The Australian renewable energy industry finds itself back at square one after Labor said there would be no deal on a reduced renewable energy target if the Coalition government insisted on another review in 2016.
Labor also opposes another last-minute change proposed by the Coalition on Friday, the inclusion of native wood waste burning into the RET scheme, even though it agrees that the number – 33,000GWh – is a basis for agreement.
“This deal cannot proceed unless government drops the reckless idea of re-establishing two-year reviews,” shadow climate change minister Mark Butler told journalists on Tuesday.
Butler said it was puzzling that the Coalition had put the two-year reviews back on the table at the last minute, considering that the relevant ministers recognised this was destroying investor confidence.
“Investors will not put money on the table if they think that the whole scheme is going to be reviewed next year,” Butler said.
Butler said the Labor caucus today had decided that 33,000GWh was the basis for an agreement that could get the industry to build again after an effective 18-month investment freeze.
Butler even borrowed the Coalition rhetoric to say that such an outcome – cutting the large-scale target from 41,000GWh to 33,000GWh – would deliver a renewable share of 25 per cent.
This is only reached after adding back in rooftop solar to the target, which had previously been separated. It also includes double counting, because much of the rooftop solar output is consumed onsite and acts to reduce demand from the grid.
As RenewEconomy reported on Friday and on Monday, the renewable energy industry has been blindsided by the last-minute inclusion of the two-year review, which came after ministers Macfarlane and Hunt had promised on repeated occasions to remove.

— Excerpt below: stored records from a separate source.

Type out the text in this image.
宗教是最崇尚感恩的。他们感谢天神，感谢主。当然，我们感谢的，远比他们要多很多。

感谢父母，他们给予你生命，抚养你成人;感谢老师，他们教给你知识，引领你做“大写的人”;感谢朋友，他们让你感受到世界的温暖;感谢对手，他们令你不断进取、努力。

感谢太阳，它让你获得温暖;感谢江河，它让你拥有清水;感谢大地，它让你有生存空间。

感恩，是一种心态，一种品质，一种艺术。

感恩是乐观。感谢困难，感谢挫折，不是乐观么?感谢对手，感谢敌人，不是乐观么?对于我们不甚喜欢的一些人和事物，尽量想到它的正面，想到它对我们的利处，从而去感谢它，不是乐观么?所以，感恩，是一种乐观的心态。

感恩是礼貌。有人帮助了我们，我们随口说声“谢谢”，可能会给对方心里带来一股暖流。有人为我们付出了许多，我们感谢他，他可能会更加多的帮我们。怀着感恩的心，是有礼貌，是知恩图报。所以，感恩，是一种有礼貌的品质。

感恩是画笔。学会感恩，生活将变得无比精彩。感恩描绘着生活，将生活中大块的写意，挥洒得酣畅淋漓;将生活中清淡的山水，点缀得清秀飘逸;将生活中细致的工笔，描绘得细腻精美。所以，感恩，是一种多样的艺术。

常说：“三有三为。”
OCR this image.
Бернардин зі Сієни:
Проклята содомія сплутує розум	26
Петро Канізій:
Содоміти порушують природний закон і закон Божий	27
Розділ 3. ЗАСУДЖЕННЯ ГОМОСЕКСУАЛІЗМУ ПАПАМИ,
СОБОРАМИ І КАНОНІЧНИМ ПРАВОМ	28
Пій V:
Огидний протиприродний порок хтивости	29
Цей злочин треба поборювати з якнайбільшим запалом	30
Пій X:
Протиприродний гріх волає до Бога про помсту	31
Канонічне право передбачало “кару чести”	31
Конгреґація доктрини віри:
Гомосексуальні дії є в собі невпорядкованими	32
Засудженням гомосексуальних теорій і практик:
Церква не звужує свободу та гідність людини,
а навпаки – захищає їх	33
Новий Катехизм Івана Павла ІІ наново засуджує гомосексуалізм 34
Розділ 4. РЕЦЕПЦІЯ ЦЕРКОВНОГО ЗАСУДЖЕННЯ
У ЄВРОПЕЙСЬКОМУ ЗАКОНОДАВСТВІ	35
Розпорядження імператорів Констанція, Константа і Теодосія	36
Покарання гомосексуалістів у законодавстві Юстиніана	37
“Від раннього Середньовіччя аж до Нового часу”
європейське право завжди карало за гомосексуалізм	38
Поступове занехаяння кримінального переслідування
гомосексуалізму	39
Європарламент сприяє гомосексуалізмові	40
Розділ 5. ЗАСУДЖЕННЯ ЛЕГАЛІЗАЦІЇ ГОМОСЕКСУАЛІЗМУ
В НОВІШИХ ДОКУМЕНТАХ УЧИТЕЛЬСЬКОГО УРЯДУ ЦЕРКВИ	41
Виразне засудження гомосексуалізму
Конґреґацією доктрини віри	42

Ironically, Labor could have avoided the whole imbroglio if it had enacted on the recommendations of the Climate Change Authority in 2012, which included making a four-year review timetable, rather than two-year, to provide certainty.
That recommendation was the only one that Labor did not impose. A review next year would be the fourth since the Coalition was elected 18 months ago.
Butler also said Labor opposed the inclusion of native wood waste into the RET. Analysts have said including native wood waste would likely reduced the amount of wind and solar plants built under the scheme, and have questioned whether the process is, indeed, renewable.
Comment is being sought from the Coalition.